Limited Partnerships are entities consisting of at least one general partner and at least one limited partner. The general partners manage the business’ day to day operations and are liable for the debts and obligations of the partnership. The limited partners (often called silent partners) do not participate in the partnership's management. Their risk is limited to their investment in the partnership and their identity may remain anonymous making the Limited Partnership ideal for attracting passive investment. It is important that the limited partners take care not to participate in the management of the partnership in any way. Otherwise, they risk losing their limited partner status. In California, professionals such as attorneys, accountants, architects and physicians are not allowed to form a Limited Partnership. San Diego partnership attorney Don Oder understands the nuances associated with drafting partnership agreements and works closely with partners to ensure their goals are met.

While Corporations and Limited Liability Companies (LLCs) also offer liability protection, Limited Partnerships retain the maximum flexibility of General Partnerships and are relatively simpler to govern. Partners in the Limited Partnership may be individuals, Corporations, LLCs, trusts or other partnerships. Because of the general partner's exposure to unlimited personal liability, Limited Partnerships are often set up so that the general partners are Corporations or LLCs.

Unlike a General Partnership, setting up a Limited Partnership in California requires the filing of a Certificate of Limited Partnership with the California Secretary of State (Certificate of Limited Partnership (Secretary of State Form LP-1)). In addition, a written or oral limited partnership agreement setting forth the details of both the limited and general partners' rights and obligations is required. However, a written agreement is highly recommended. (See "Why Oral Partnerships Are a Bad Idea"). The governing terms of a Limited Partnerships agreement can be very complex. A well-drafted written agreement by a partnership lawyer in San Diego will define the roles of the general and limited partners and ensure that rules are in place to deal with important contingencies such as the death or bankruptcy of one of the partners.

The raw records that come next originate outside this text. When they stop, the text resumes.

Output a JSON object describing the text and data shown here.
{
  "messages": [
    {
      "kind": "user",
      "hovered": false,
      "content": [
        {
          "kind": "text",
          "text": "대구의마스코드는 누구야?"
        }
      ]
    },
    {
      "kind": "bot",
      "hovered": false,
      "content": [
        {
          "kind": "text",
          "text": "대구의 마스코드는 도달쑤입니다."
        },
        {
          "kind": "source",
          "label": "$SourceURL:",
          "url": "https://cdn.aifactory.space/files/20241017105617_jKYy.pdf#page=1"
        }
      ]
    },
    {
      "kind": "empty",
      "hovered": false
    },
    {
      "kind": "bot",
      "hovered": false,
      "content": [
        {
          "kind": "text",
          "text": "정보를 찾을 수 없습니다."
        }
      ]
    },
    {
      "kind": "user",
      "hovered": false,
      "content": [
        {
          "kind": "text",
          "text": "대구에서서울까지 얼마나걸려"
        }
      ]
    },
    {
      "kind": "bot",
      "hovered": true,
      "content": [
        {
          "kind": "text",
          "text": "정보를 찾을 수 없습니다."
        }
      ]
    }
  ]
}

Limited Partnerships are subject to pass through taxation. Unlike the general corporation which is taxed on the corporate level and then again on the income distributed to shareholders (double taxation), the partnership itself is not taxed separately. Rather, the partners (both limited and general) are taxed on an individual level based on their share of profits or losses. Because the limited partners' investment is passive by nature, their losses are subject to “passive activity loss” and “at-risk” tax rules. These and other tax rules place limits on deductions for losses from investments that are passive and/or are not considered to be at-risk.

Securities Issues

Because the limited partners are passive investors, California Limited Partnerships by their nature are securities. Securities must be registered with the Securities and Exchange Commission (SEC) and the California Commissioner of Corporations. However, there are numerous exemptions to the registration requirement available including exemptions for the sale of securities to accredited investors (sophisticated investors with high incomes and net worth). Because registering securities can be a daunting task, it is advantageous for Limited Partnerships to target accredited investors.  It's helpful to consult a San Diego partnership attorney to discuss whether your partnership will qualify for one of the many exemptions.

While limited partners generally have no fiduciary duties, they do have some obligations. Limited partners cannot hold interests adverse to the partnership, cannot compete with the partnership, cannot engage in illegal or grossly negligent conduct and must exercise good faith and fair dealing in all matters relating to the partnership.